The move is expected to benefit about 4,500 patients a year who have retinal vein occlusion (RVO) or choroidal neovascularization.
Announcing the investment on Wednesday 24 October, Health Minister Greg Hunt said the investment would save patients up to $7,000 a year.
From 1 November 2018, patients will receive new subsidised treatment options including Ozurdex (dexamethasone) to treat blocked veins in the retina due to retinal vein occlusion (RVO).
Ozurdex prevents and suppresses inflammation which worsens the condition and the investment is expected to benefit about 3,300 patients per year who do not achieve improvement with other medicines.
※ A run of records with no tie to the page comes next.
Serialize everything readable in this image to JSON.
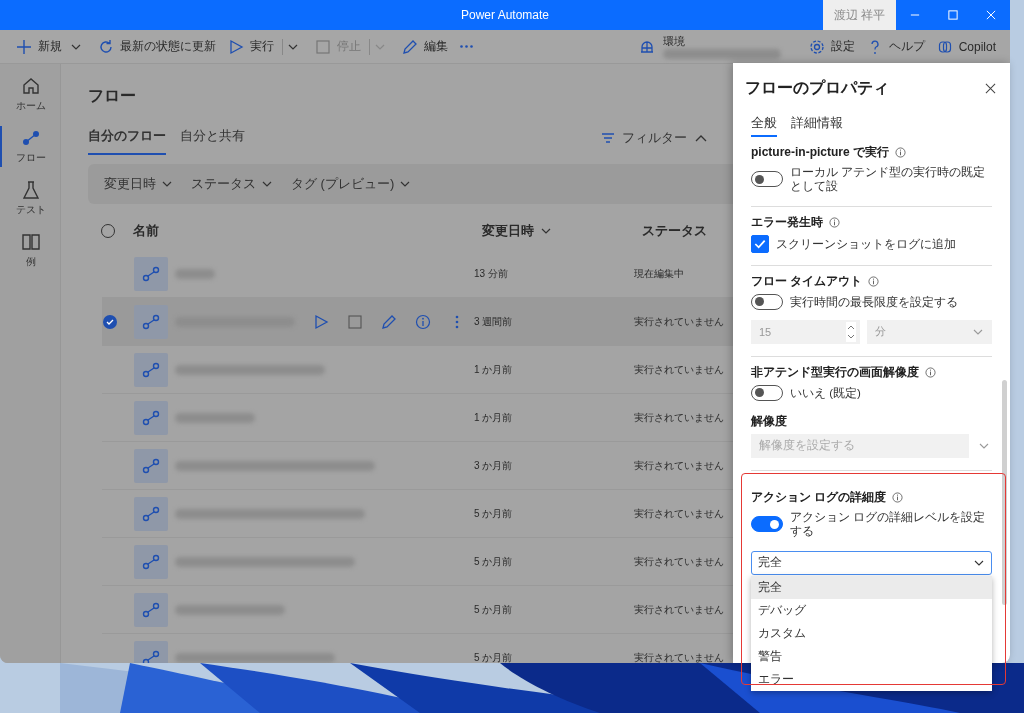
{
  "window": {
    "title": "Power Automate",
    "user": "渡辺 祥平"
  },
  "toolbar": {
    "items": [
      {
        "kind": "new",
        "label": "新規",
        "caret": true,
        "disabled": false
      },
      {
        "kind": "refresh",
        "label": "最新の状態に更新",
        "disabled": false
      },
      {
        "kind": "run",
        "label": "実行",
        "caret": true,
        "disabled": false
      },
      {
        "kind": "stop",
        "label": "停止",
        "caret": true,
        "disabled": true
      },
      {
        "kind": "edit",
        "label": "編集",
        "disabled": false
      },
      {
        "kind": "more",
        "disabled": false
      }
    ],
    "environment_label": "環境",
    "right": [
      {
        "kind": "settings",
        "label": "設定"
      },
      {
        "kind": "help",
        "label": "ヘルプ"
      },
      {
        "kind": "copilot",
        "label": "Copilot"
      }
    ]
  },
  "sidebar": {
    "items": [
      {
        "kind": "home",
        "label": "ホーム",
        "selected": false
      },
      {
        "kind": "flows",
        "label": "フロー",
        "selected": true
      },
      {
        "kind": "test",
        "label": "テスト",
        "selected": false
      },
      {
        "kind": "examples",
        "label": "例",
        "selected": false
      }
    ]
  },
  "page": {
    "title": "フロー",
    "tabs": [
      {
        "label": "自分のフロー",
        "selected": true
      },
      {
        "label": "自分と共有",
        "selected": false
      }
    ],
    "filter_button": "フィルター",
    "filters": [
      "変更日時",
      "ステータス",
      "タグ (プレビュー)"
    ]
  },
  "table": {
    "all_selected": false,
    "columns": [
      {
        "label": "名前",
        "sorted": false
      },
      {
        "label": "変更日時",
        "sorted": true
      },
      {
        "label": "ステータス",
        "sorted": false
      }
    ],
    "rows": [
      {
        "modified": "13 分前",
        "status": "現在編集中",
        "selected": false
      },
      {
        "modified": "3 週間前",
        "status": "実行されていません",
        "selected": true
      },
      {
        "modified": "1 か月前",
        "status": "実行されていません",
        "selected": false
      },
      {
        "modified": "1 か月前",
        "status": "実行されていません",
        "selected": false
      },
      {
        "modified": "3 か月前",
        "status": "実行されていません",
        "selected": false
      },
      {
        "modified": "5 か月前",
        "status": "実行されていません",
        "selected": false
      },
      {
        "modified": "5 か月前",
        "status": "実行されていません",
        "selected": false
      },
      {
        "modified": "5 か月前",
        "status": "実行されていません",
        "selected": false
      },
      {
        "modified": "5 か月前",
        "status": "実行されていません",
        "selected": false
      }
    ]
  },
  "panel": {
    "title": "フローのプロパティ",
    "tabs": [
      {
        "label": "全般",
        "selected": true
      },
      {
        "label": "詳細情報",
        "selected": false
      }
    ],
    "sections": [
      {
        "heading": "picture-in-picture で実行",
        "controls": [
          {
            "kind": "toggle",
            "label": "ローカル アテンド型の実行時の既定として設",
            "on": false
          }
        ]
      },
      {
        "heading": "エラー発生時",
        "controls": [
          {
            "kind": "checkbox",
            "label": "スクリーンショットをログに追加",
            "checked": true
          }
        ]
      },
      {
        "heading": "フロー タイムアウト",
        "controls": [
          {
            "kind": "toggle",
            "label": "実行時間の最長限度を設定する",
            "on": false
          },
          {
            "kind": "number_unit",
            "value": "15",
            "unit": "分",
            "disabled": true
          }
        ]
      },
      {
        "heading": "非アテンド型実行の画面解像度",
        "controls": [
          {
            "kind": "toggle",
            "label": "いいえ (既定)",
            "on": false
          },
          {
            "kind": "label",
            "label": "解像度"
          },
          {
            "kind": "select",
            "placeholder": "解像度を設定する",
            "disabled": true
          }
        ]
      },
      {
        "heading": "アクション ログの詳細度",
        "highlighted": true,
        "controls": [
          {
            "kind": "toggle",
            "label": "アクション ログの詳細レベルを設定する",
            "on": true
          },
          {
            "kind": "dropdown",
            "value": "完全",
            "expanded": true,
            "options": [
              {
                "label": "完全",
                "selected": true
              },
              {
                "label": "デバッグ",
                "selected": false
              },
              {
                "label": "カスタム",
                "selected": false
              },
              {
                "label": "警告",
                "selected": false
              },
              {
                "label": "エラー",
                "selected": false
              }
            ]
          }
        ]
      }
    ]
  }
}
Without the listing, the treatment would cost patients about $5,000 a year, or more than $1,350 per script. Under the PBS, patients will pay a maximum of $39.50 per script, with concessional patients, including pensioners, paying $6.40.
The current PBS listing for Lucentis will be expanded to patients with types of choroidal neovascularization not currently covered on the PBS. Choroidal neovascularization is associated with unwanted growth of new blood vessels in the eye that impact vision, including from pathological myopia.
Lucentis injections will also be listed for other types of rare choroidal neovascularisation not related to age-related macular degeneration.
The listing will mean an additional 1,200 patients a year will be able to access Lucentis. The medication would cost up to $7,000 a year without PBS subsidy but with the subsidy, patients will pay a maximum of $39.50 per script, with concessional patients paying $6.40.
Mr Hunt said the listings had the potential to preserve the precious sight of Australians and make treatment more affordable.